Blog

NOS 4.0 Cluster Health – Slices & Dices

 

By Dwayne Lessner

It slices and it dices! Nutanix Cluster Health is a new feature that will be another great asset in maintaining availability for your Tier 1 workloads. Cluster Health allows the ability to monitor and visually see the overall health of cluster nodes, VMs and disks from a variety of different views. With the ability to set different HA requirements at the application level, Cluster Health will visually dissect what’s important and give you guidance on how to take corrective action.

NOS View

Multiple views to meet your needs

Once inside the Cluster Health section in Prism you have access to over 55 tests and doesn’t require any additional setup other than upgrading to 4.0.

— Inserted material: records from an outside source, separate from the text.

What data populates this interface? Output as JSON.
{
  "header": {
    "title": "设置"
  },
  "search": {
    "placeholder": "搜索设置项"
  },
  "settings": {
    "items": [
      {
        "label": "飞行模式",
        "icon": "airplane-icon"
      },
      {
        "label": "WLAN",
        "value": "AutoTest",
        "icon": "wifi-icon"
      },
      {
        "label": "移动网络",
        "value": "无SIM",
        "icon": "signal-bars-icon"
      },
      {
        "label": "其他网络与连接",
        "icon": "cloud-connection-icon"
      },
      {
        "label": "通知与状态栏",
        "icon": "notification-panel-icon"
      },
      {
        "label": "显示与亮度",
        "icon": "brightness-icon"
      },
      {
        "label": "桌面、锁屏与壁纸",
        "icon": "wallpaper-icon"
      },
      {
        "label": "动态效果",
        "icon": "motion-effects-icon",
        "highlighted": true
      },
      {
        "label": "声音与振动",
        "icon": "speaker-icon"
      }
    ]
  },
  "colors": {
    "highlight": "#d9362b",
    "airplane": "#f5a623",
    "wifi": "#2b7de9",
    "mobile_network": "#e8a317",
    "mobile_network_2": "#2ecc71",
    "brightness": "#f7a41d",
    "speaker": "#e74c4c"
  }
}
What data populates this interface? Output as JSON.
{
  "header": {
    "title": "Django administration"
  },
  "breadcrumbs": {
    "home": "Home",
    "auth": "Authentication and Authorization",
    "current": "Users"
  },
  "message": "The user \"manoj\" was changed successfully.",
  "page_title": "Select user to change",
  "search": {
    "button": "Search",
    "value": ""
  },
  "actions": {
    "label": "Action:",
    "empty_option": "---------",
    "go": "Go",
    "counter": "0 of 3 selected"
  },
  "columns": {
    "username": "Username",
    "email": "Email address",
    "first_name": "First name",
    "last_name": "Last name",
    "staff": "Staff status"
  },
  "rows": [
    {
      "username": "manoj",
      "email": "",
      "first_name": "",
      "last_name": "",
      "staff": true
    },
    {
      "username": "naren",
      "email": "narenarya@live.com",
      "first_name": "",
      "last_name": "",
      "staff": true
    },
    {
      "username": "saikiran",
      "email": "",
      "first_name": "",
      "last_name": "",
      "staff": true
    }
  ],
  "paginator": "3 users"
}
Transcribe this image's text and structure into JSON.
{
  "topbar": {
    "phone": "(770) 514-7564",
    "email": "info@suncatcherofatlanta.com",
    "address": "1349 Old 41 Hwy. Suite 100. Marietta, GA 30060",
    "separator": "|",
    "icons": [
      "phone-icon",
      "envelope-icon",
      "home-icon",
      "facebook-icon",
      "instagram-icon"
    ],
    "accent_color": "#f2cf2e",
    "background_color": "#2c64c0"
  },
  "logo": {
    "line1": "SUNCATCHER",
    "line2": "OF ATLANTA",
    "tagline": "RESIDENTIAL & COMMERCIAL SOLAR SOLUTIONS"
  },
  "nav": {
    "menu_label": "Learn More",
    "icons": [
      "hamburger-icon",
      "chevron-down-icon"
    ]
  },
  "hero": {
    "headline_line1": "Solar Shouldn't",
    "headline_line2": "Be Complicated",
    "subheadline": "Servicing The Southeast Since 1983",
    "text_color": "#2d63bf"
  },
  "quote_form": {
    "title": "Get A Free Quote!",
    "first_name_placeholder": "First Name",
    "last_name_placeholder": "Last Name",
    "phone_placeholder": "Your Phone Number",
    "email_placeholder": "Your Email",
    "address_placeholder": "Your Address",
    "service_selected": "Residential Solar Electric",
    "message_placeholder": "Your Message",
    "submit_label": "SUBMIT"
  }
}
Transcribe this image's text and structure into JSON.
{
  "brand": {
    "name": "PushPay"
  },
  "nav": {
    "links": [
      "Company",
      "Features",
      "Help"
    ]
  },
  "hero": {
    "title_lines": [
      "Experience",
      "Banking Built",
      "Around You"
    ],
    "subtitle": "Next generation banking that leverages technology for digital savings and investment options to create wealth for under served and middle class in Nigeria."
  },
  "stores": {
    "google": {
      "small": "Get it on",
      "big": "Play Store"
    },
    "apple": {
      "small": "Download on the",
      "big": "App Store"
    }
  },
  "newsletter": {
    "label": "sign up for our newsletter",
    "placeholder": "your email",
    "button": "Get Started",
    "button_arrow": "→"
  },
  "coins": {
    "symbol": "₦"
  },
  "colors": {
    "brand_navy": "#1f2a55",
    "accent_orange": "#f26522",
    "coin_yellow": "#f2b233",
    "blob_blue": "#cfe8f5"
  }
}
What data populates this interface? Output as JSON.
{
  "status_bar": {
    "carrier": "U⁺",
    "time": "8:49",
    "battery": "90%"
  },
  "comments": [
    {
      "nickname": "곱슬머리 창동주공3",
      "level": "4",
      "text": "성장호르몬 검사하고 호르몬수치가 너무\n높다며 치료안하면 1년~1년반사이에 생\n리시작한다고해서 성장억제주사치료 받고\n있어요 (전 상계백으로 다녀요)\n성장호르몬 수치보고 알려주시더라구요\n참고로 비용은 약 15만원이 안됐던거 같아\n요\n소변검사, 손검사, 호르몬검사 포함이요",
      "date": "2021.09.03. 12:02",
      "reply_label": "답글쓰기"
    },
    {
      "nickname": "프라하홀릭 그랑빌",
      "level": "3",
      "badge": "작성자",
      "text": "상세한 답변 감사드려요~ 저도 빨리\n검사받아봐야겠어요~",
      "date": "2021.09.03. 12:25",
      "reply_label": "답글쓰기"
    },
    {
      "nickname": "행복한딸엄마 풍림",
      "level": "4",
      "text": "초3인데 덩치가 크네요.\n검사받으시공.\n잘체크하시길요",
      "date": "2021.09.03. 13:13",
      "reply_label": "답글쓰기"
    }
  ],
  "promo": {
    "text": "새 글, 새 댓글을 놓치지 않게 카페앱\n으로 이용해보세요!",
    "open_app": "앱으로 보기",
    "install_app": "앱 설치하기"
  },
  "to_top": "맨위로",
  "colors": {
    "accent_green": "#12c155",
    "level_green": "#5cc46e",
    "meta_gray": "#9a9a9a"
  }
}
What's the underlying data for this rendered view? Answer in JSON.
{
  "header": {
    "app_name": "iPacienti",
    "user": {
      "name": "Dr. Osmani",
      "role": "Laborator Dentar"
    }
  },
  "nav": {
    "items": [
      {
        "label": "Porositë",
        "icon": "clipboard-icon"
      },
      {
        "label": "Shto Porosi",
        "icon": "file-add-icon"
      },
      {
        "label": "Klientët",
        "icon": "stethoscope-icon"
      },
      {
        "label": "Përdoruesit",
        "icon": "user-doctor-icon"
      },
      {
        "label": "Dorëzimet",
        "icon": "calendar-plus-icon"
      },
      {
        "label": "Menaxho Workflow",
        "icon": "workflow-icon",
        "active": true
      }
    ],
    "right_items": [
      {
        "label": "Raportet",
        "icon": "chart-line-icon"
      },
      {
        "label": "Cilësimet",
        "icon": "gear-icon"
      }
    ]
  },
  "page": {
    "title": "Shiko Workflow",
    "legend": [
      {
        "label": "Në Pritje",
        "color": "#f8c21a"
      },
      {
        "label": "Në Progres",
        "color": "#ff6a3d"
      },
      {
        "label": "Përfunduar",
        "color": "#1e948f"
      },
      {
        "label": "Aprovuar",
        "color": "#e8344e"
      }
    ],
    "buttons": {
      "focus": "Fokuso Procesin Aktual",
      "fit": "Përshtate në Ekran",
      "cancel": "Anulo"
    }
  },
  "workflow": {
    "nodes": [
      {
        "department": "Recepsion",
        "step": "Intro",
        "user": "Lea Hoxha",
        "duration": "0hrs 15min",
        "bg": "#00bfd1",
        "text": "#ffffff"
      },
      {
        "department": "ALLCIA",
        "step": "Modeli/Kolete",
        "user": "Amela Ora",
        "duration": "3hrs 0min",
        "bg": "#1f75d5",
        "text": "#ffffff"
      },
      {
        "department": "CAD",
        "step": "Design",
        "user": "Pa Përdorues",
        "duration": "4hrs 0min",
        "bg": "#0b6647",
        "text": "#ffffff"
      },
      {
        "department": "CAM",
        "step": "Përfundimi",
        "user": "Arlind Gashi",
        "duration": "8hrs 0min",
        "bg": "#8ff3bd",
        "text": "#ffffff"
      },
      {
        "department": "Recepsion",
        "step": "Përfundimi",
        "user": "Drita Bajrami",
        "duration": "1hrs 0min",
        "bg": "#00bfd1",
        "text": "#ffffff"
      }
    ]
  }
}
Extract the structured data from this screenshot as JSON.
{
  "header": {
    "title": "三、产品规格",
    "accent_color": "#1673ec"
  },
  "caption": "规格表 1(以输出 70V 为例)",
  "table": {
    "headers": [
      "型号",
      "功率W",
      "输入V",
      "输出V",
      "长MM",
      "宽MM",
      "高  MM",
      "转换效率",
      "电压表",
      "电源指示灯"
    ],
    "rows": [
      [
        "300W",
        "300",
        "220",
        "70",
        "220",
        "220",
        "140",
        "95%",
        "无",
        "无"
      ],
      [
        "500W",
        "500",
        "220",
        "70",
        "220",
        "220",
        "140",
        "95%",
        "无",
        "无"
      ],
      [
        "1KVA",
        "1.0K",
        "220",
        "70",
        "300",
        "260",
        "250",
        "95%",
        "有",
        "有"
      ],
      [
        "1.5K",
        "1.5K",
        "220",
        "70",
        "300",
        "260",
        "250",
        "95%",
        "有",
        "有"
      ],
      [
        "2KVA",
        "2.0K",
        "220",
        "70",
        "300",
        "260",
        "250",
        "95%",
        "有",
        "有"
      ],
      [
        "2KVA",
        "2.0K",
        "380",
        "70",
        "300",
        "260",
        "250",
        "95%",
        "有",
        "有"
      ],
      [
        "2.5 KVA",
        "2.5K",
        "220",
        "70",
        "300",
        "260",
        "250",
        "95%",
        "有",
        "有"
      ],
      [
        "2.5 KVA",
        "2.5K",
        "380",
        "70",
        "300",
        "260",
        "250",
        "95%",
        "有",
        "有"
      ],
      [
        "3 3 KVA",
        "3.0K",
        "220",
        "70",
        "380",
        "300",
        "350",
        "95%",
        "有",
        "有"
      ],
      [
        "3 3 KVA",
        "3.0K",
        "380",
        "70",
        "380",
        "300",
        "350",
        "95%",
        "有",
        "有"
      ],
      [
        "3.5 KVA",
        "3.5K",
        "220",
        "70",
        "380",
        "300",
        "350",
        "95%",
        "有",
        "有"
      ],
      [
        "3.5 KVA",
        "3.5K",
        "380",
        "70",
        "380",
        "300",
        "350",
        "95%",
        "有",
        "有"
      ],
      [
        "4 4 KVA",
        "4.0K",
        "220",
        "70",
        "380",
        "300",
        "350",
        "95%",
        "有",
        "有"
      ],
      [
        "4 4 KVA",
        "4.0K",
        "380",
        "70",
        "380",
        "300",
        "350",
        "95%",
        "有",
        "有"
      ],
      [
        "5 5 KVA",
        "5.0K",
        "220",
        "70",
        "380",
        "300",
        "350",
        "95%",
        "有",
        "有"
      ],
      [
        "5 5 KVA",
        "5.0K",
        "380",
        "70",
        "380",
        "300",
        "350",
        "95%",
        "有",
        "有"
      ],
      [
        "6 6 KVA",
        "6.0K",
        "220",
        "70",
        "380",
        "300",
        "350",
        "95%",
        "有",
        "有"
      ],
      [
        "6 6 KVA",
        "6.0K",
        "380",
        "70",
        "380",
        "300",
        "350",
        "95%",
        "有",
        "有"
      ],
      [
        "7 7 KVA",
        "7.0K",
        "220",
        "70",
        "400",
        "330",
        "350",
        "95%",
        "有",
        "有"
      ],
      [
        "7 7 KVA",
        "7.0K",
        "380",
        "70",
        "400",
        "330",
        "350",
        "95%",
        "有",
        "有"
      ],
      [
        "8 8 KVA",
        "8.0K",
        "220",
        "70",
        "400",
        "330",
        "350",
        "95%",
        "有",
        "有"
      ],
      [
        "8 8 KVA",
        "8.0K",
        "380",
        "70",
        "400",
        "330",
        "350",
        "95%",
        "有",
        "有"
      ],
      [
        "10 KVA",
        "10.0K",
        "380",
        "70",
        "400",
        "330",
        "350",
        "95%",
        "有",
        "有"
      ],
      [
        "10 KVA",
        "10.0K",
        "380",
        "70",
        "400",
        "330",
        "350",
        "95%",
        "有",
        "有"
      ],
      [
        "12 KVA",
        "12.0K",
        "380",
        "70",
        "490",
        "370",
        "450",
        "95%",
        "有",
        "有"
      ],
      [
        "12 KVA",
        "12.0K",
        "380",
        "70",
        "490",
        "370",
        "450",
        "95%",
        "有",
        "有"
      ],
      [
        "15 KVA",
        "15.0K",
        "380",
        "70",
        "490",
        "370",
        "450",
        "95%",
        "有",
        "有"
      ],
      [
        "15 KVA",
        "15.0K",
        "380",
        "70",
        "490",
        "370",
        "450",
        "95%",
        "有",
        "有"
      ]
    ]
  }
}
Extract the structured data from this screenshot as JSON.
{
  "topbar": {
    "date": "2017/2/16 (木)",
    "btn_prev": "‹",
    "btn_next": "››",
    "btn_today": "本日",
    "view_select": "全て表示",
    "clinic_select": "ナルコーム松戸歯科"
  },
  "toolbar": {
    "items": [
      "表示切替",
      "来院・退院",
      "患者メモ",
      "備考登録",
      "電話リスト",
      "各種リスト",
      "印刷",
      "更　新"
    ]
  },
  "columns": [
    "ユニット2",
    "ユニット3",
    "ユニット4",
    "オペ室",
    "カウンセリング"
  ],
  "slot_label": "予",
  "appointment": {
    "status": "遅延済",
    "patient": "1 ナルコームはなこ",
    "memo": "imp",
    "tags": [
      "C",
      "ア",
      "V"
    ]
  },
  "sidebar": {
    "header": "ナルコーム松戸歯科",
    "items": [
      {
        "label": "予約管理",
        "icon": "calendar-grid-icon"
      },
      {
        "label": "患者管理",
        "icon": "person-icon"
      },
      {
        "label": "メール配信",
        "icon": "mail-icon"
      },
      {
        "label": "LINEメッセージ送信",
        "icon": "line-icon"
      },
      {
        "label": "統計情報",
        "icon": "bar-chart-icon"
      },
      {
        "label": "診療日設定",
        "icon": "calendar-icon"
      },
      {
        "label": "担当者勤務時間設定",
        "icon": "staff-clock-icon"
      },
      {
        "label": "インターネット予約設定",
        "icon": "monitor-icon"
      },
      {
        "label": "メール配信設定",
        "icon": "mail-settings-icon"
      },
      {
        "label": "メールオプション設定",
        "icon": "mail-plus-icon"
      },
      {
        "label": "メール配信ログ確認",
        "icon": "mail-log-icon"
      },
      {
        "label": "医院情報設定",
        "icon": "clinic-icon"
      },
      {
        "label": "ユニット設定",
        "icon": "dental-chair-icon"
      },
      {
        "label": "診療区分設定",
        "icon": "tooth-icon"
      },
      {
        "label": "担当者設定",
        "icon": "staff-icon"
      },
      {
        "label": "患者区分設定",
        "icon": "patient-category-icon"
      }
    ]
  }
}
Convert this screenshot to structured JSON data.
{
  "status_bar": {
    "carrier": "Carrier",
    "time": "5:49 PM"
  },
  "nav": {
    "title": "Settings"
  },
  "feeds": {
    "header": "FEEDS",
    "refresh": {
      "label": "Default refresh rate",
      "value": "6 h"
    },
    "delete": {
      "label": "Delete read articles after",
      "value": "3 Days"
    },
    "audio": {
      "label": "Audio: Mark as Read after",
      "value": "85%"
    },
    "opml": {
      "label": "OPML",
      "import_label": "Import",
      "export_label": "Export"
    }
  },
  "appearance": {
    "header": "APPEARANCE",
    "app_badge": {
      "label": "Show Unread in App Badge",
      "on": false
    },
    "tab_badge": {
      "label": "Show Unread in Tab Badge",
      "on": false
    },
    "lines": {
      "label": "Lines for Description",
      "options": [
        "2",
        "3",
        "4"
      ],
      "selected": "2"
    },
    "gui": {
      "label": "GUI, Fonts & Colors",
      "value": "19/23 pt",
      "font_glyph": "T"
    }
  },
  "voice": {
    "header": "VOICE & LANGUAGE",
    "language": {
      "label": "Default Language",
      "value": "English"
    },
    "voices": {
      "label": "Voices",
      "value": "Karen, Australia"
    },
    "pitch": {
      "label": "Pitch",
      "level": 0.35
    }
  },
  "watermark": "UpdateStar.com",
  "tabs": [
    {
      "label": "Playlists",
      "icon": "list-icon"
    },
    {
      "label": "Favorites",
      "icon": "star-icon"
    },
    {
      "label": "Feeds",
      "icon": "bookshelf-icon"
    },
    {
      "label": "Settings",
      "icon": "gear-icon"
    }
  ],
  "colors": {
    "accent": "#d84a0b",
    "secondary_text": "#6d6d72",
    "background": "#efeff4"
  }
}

Some of the tests include:
VM Related
o Drop Packets – Maybe an VMware tools issue with nic driver
o CPU Ready Time
o Memory Ballooning
Networking
o Checking Latency between Virtual Storage Controllers
o Insight into seeing what Virtual Storage Controllers are rerouting traffic for ability.
o 10 Gb NIC – Ensuring that the Storage Controller is using a 10 Gb NIC. I’ve seen where the 10 Gb connection was failed over to 1 Gb NIC in standby and then never failing back to the 10 Gb NIC.

Hardware
o SMART Status – Ability to run the SMART tools on any hard drive if need.
• ClusterNOS
o Bit Rot Dictation
o Collision Rates between storage controllers
o Identify large network latencies between CVMs causing service crash
o Identify bad CVM health – down/hung/extremely busy

While the tests defaults will be set for optimal cluster health it’s been built with ability to customize to increase test runs for troubleshooting or a quick health check preceding an upgrade.

NOS View

A history and schedule of past tests

Finding a problem is great but finding out how to fix the problem is even better. Cluster Health also includes cause and resolution where possible so you can address the issues in the shortest amount of time.

Nos View

Showing the cause and resolution for a problem

Taking local storage and forming a storage fabric spread out over many nodes/servers can be very complex. As the cluster size grows, the chances increase of getting faults. Quick isolation and resolution of a problem are important to maintaining high availability. A lot of the tests and warnings where in the product before but you had use the CLI or call Nutanix Support and get a Support Reliability Engineer (SRE) on the phone. With NOS 4.0, it’s like you get an SRE 24-7 monitoring your cluster. Having a highly functional visual aide empowers all people to use the right side of their brain to quickly come to a resolution.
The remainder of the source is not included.